Opened 12 years ago

Closed 12 years ago

#18960 closed New feature (wontfix)

Please add a filter for getting the language family from a given language code to the i18n tag library

Reported by: carsten.klein@… Owned by: nobody
Component: Translations Version: 1.4
Severity: Normal Keywords:
Cc: Triage Stage: Unreviewed
Has patch: no Needs documentation: no
Needs tests: no Patch needs improvement: no
Easy pickings: no UI/UX: no

Description

For my current project, I need an i18n filter that returns just the language family, or whatever it is called, from say 'en-us'. The family then would be 'en'. While I could add this as part of my project, I think that the feature would also be helpful to other users, hence my request.

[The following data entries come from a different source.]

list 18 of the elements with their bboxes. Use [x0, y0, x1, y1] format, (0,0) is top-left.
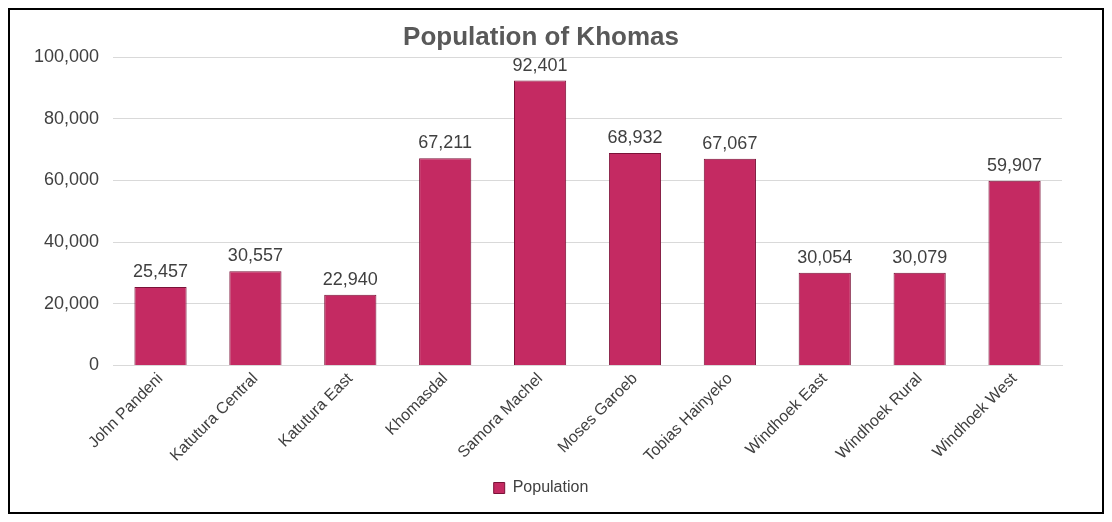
data-label: 30,079: [892, 246, 948, 267]
y-tick-label: 0: [89, 354, 100, 375]
y-tick-label: 80,000: [44, 107, 100, 128]
data-label: 25,457: [132, 260, 189, 281]
data-label: 67,211: [418, 132, 473, 153]
y-tick-label: 40,000: [44, 231, 100, 252]
data-label: 68,932: [607, 126, 663, 147]
data-label: 67,067: [702, 132, 758, 153]
legend-label: Population: [512, 478, 589, 496]
y-tick-label: 20,000: [44, 292, 100, 313]
data-label: 92,401: [512, 54, 568, 75]
data-label: 30,054: [797, 246, 853, 267]
data-label: 22,940: [322, 268, 378, 289]
data-label: 59,907: [987, 154, 1043, 175]
data-label: 30,557: [227, 245, 283, 266]
y-tick-label: 60,000: [44, 169, 100, 190]
chart-title: Population of Khomas: [403, 20, 679, 51]
y-tick-label: 100,000: [33, 46, 100, 67]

A sample filter implementation would be:

@register.filter
def language_family(lang_code):
    return lang_code.split('-')[0]

Please note that although I am aware of your process, the above code snippet is so small, that I will not include a patch for the template tags library i18n.py here.

TIA!

Change History (5)

comment:1 by carsten.klein@…, 12 years ago

And while we are at it and because of that the small but faulty code might fail under certain conditions, make this:

@register.filter
def language_family(lang_code):
    return str(lang_code).split('-')[0]

:D

comment:2 by Łukasz Rekucki, 12 years ago

Resolution: wontfix
Status: newclosed

I don't see an obvious use case for this filter and the description doesn't mentions a one. Not every one-liner needs to be in the core. And those that do, usually have documentation and tests that show that they do not "fail under certain conditions".

comment:3 by carsten.klein@…, 12 years ago

Resolution: wontfix
Status: closedreopened

Well, ok. The use case is that I want to include the language 'family' in the path of the URI lest the 'dialect' part of it. Say, if you have the English language 'en', then you also have multiple different 'dialects', for example 'au' or 'us' or 'en' :D.

Likewise for German, where you have de-DE or de-AT or similar such 'dialects'.

Of course, I could always also provide such a filter with every project of mine requiring to provide language specific URI paths. But since it is a no brainer, I thought it would be most fitting for django to incorporate such a small feat at nearly no cost nor side-effect, whatsoever.

comment:4 by Luke Plant, 12 years ago

Incorporating anything in Django is never 'nearly no cost'. It has to be documented, tested and maintained for ever. Every piece of documentation also adds weight, making it harder for people to find the things they need, so it costs every person who uses the docs.

You also still haven't given an example of how you would use this to construct URI paths, so it's hard to tell if it's a good solution to a common problem.

comment:5 by Aymeric Augustin, 12 years ago

Resolution: wontfix
Status: reopenedclosed

For each supported language, django.conf.locale.LANG_INFO provides bidi, code, name and name_local.

Django provides template filters to obtain bidi, name and name_local for a given code.

code is redundant because it's always equal to the key in LANG_INFO:

>>> from django.conf.locale import LANG_INFO
>>> [code for code, info in LANG_INFO.iteritems() if code != info['code']]
[]

This is consistent.


Introducing a new filter returning the 2-letter language code would create some confusion — "what's the code? de-at, de_AT, or de? why does LANGUAGE_CODE|code != LANGUAGE_CODE? Like you said there isn't a well known vocabulary to distinguish these various codes.


The use case you mentioned is reversing URLs in templates.

Django 1.4 adds support for including the langage in the URLs with the i18n_patterns feature. If you're rolling your own version of this (maybe because Django's implementation doesn't fit your requirements), having to implement a 3-line template filter to inject the 2-letter language code in your {% url ... %} tags sounds fair.

You can also write language|slice:":2"— it's less "semantic" but probably just as clear.


So, thanks for the suggestion, but at this point in the discussion, this doesn't cross my threshold of "sufficiently generic and useful to be implemented, tested and documented in Django".